Behind the Sermon: John 3 and Immigration

"Wall of Crosses in Nogales," Image by Jonathan McIntosh via Flickr, licensed under CC BY 2.0


When I was invited to preach on John 3 recently,1 I had the stories and the predicament of undocumented immigrants in the U.S. very much on my mind. As I worked with the text and was inspired by liberation theologian Frederick Herzog’s translation of John 3:3,2 I developed an alternate translation of Jesus’ words to Nicodemus: “Very truly, I tell you, no one can see the kingdom of God unless he or she becomes an undocumented immigrant.”

But what led me to that point? Why re-interpret a much beloved passage? Just to cause trouble, stir the pot, or insert politics into the pulpit?

It starts with the Bible, and the ways that Jesus connects with stories from everyday life. As Matt Skinner points out, “the Bible provides the better ‘way in’ for talking about poverty, compassion, human well-being, care for creation, and justice.”3

I work for Agora, a lay school of ministry of the Evangelical Lutheran Church in America that specializes in training leaders for immigrant and multicultural congregations.

About a year ago, I was leading an introductory Bible course in Spanish for Latino congregants. We met in the evenings once every other week. The dynamic was that we would first watch an online video previously recorded by an instructor and then I would facilitate the discussion of the class.

In one session, after introducing the historical books of the Old Testament, the video prompted us to take a moment to comment on the migration experiences we’d had in our lives, and to consider if our faith had played any role in them.

To my surprise, the participants had never told those stories to each other, even when they had known each other for quite some time. So we spent more than an hour sharing our stories. In fact, we went on with those stories until the end of the class, and I had to put aside my plan for the session.

For each participant, the process of taking the decision to come to the U.S., of preparing for the move, of finding the most convenient way of doing it, and then actually embarking on the venture of crossing the border, had been long and painful and incredibly demanding. At multiple points along the journey, they could have given up or they could literally have been killed.

Their faith and their relationship to God had been the only thing in which they had found unconditional and incorruptible support. They had all gone through moments of extreme darkness in which the presence of God had not manifested itself with any other sign than the memory of God’s promises contained in the Bible.

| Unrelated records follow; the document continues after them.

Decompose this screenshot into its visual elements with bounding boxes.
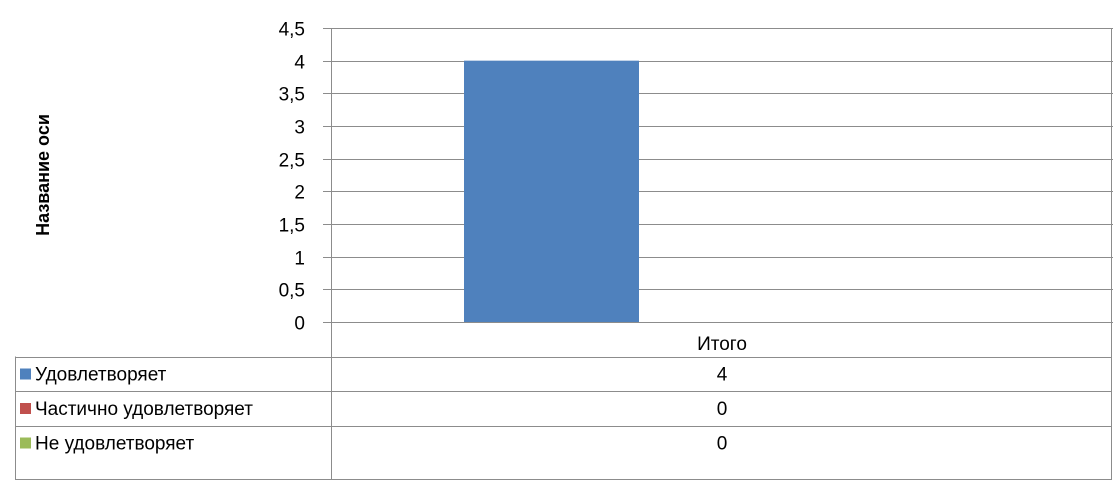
data-table: Итого Удовлетворяет 4 Частично удовлетворяе…: [15, 28, 1112, 480]
legend-label: Не удовлетворяет: [35, 434, 194, 455]
y-tick-label: 1: [294, 249, 305, 270]
y-tick-label: 4,5: [279, 20, 305, 41]
bars: [464, 60, 639, 323]
legend-label: Удовлетворяет: [35, 365, 167, 386]
y-tick-label: 0,5: [279, 281, 305, 302]
y-axis-ticks: 0 0,5 1 1,5 2 2,5 3 3,5 4 4,5: [279, 20, 306, 335]
data-value: 0: [717, 399, 728, 420]
legend-key-2: [20, 437, 31, 449]
legend-key-1: [20, 403, 31, 414]
category-label: Итого: [697, 334, 747, 355]
y-tick-label: 1,5: [279, 216, 305, 237]
legend-key-0: [20, 368, 31, 380]
y-tick-label: 0: [294, 314, 305, 335]
data-value: 4: [717, 365, 728, 386]
y-tick-label: 3,5: [279, 85, 305, 106]
y-tick-label: 3: [294, 118, 305, 139]
y-tick-label: 2: [294, 183, 305, 204]
bar-0: [464, 60, 639, 323]
y-axis-title: Название оси: [33, 114, 53, 236]
legend-label: Частично удовлетворяет: [35, 399, 253, 420]
gridlines: [323, 28, 1113, 480]
y-tick-label: 4: [294, 53, 305, 74]
y-tick-label: 2,5: [279, 151, 305, 172]
data-value: 0: [717, 434, 728, 455]
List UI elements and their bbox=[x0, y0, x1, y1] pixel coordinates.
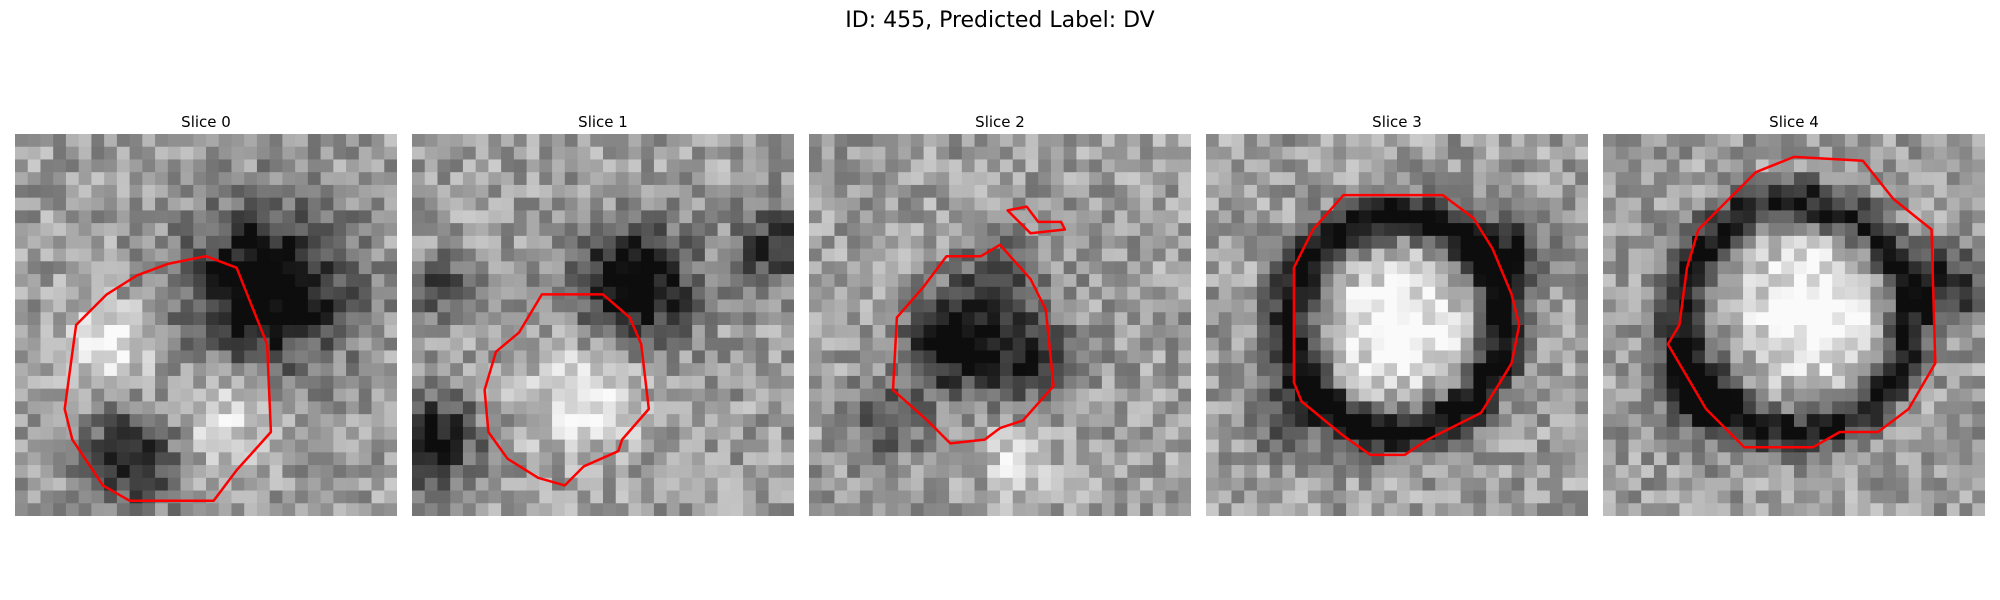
segmentation-contour bbox=[891, 243, 1055, 445]
slice-image bbox=[15, 134, 397, 516]
slice-title: Slice 2 bbox=[975, 113, 1025, 131]
figure-title: ID: 455, Predicted Label: DV bbox=[845, 8, 1155, 33]
slice-panel-3: Slice 3 bbox=[1206, 110, 1588, 516]
slice-image bbox=[809, 134, 1191, 516]
slice-title: Slice 3 bbox=[1372, 113, 1422, 131]
segmentation-contour-fragment bbox=[1006, 205, 1067, 235]
slice-panel-0: Slice 0 bbox=[15, 110, 397, 516]
slice-panel-2: Slice 2 bbox=[809, 110, 1191, 516]
segmentation-contour bbox=[1666, 155, 1937, 449]
slice-panel-1: Slice 1 bbox=[412, 110, 794, 516]
slice-image bbox=[1206, 134, 1588, 516]
segmentation-contour bbox=[483, 293, 651, 487]
slice-image bbox=[1603, 134, 1985, 516]
slice-title: Slice 0 bbox=[181, 113, 231, 131]
segmentation-contour bbox=[1292, 193, 1521, 457]
slice-image bbox=[412, 134, 794, 516]
slice-title: Slice 1 bbox=[578, 113, 628, 131]
slice-panel-4: Slice 4 bbox=[1603, 110, 1985, 516]
segmentation-contour bbox=[63, 254, 273, 502]
slice-title: Slice 4 bbox=[1769, 113, 1819, 131]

One of the promises they had recalled in those difficult moments was the one from John 3:16. They had experienced their arrival to the U.S. as nothing short of a new birth.

I will never forget that evening. It was awe-inspiring to listen to those incredible, harrowing stories of survival that led to strengthened faith. It was a magical time spent together, with silence, intense listening, tears and laughter, and we experienced a renewed sense of communion with one other.

It’s with that evening in mind that I read — and re-translated — John 3. To me, inserting “unless we become undocumented immigrants” into the translation is both pertinent to our context and consistent with a Jesus who often comforts the afflicted and afflicts the comfortable. It puts listeners in the same interpretive framework as Nicodemus, wondering “How can anybody become an undocumented immigrant when he or she is an American citizen, a legal resident, or holds a valid non-immigrant status?”

What this re-framing does is help listeners put themselves in the place of undocumented immigrants who went through hell in order to come to the U.S. We can try to:

  • See the unhealed wounds many undocumented immigrants have to carry and imagine ourselves having to carry similar unhealed wounds.
  • Internalize the insights of the undocumented immigrants who have known too many insults and still are called awful names.
  • Picture ourselves living every day under constant threat of being deported and separated from loved ones.
  • Think of all the risks that undocumented immigrants expose themselves to and have to expose others to every day when they drive to work without driver’s licenses or car insurance, and ask whether we have given them any other option.

Finally, we can ask ourselves if we are repeating prejudices regarding people with whom we don’t have any personal relationship, and we can ask ourselves if there is any hatred or bigotry in our hearts.

This is an afflicting, but also, a helpful and beneficial exercise. Perhaps it will make citizens appreciate those privileges and opportunities not as merits we can boast of, but rather as blessings from God that should help us empathize with and declare our support for and our solidarity with those who don’t enjoy similar status.

As Karoline Lewis stated so well, “faith is not a possession, not something that one gets, not something that one has — it is something that one does.”4Faith is the ongoing work and process of identifying with the least of our brothers and sisters and of acknowledging our own vulnerabilities, mistakes and struggles, and it is a work and a process that God again and again recommits us to with God’s “surprising, all encompassing, unasked for, and undeserved” love.5


 Notes:

[1] Access the full text of the author’s March 12, 2017, sermon for Second Sunday in Lent here: https://drive.google.com/file/d/0B8SJC6ItnhwwRklQR3Q2bXZLX3M/view?usp=sharing

[2] “No man can see the kingdom of God unless he becomes black,” Frederick Herzog, Liberation Theology: Liberation in the Light of the Fourth Gospel (New York: The Seabury Press, 1972), 61.